Regular Expression (abbreviated Regex/RegExp) is a text pattern language that uses a single string to describe and match a series of strings conforming to certain syntactic rules. Its history dates back to the 1950s when neuroscientist Warren McCulloch and mathematician Walter Pitts proposed a mathematical model of neurons; later mathematician Stephen Kleene built on this in 1956 to describe "regular sets" algebraically. Ken Thompson, father of Unix, first implemented regular expressions in the QED editor in the late 1960s, after which regex became a core feature of the Unix toolchain (grep, sed, awk, vi).
In modern programming languages, regular expressions are nearly ubiquitous — JavaScript's RegExp, Python's re module, Java's java.util.regex, .NET's Regex class, Go's regexp package all provide regex support.

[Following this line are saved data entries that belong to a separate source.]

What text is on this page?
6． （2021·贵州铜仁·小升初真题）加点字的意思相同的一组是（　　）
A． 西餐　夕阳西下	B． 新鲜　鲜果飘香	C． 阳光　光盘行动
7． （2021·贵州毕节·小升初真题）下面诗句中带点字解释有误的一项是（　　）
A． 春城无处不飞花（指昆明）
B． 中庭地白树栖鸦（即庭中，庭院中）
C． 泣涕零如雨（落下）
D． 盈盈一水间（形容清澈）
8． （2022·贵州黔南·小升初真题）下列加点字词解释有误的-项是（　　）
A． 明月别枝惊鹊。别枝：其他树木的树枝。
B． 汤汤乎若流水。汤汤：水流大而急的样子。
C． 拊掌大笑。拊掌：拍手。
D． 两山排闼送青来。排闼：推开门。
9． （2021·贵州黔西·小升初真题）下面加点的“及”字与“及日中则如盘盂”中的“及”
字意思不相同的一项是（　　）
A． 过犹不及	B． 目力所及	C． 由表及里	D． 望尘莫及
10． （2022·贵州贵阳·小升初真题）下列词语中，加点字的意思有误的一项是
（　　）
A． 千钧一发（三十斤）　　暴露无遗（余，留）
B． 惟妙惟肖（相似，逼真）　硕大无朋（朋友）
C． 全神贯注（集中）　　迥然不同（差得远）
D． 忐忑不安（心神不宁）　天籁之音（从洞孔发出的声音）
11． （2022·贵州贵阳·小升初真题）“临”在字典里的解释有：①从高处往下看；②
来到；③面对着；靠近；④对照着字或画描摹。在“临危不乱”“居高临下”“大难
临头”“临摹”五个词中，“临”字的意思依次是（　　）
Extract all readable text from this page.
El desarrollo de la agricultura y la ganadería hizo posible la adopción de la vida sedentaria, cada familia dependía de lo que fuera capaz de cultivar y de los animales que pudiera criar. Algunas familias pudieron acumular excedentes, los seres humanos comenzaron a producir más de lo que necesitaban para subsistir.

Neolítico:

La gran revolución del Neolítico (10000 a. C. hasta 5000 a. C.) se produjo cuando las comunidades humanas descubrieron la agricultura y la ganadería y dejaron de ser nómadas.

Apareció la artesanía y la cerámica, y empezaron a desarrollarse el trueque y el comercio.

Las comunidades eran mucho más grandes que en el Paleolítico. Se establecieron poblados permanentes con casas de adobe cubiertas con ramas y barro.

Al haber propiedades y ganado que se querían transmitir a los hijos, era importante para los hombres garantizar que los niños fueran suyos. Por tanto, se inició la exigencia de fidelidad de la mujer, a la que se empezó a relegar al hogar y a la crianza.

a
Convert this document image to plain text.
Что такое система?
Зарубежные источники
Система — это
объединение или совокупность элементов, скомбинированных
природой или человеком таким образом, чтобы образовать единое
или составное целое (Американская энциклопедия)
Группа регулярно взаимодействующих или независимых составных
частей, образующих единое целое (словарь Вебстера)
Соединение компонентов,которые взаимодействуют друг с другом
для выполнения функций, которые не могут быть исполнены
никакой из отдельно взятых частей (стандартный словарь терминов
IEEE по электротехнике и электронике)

Regex is widely used in form validation (email/phone/ID), text search & replace (editor find/replace), log analysis (ERROR log extraction), web scraping (HTML content extraction), data cleaning (ETL), route matching, input filtering, and security (WAF rules).
Core regex concepts include: character classes (\d digit, \w word char, \s whitespace), quantifiers (* zero or more, + one or more, ? zero or one, {n,m} specified times), anchors (^ start, $ end, \b word boundary), groups ((...) capture group, (?:...) non-capture group, (?<name>...) named group), alternation (|), character sets ([a-z]), lookaround ((?=...) positive lookahead, (?!...) negative lookahead), etc. Mastering regex can greatly improve text processing efficiency, but watch out for performance pitfalls like ReDoS.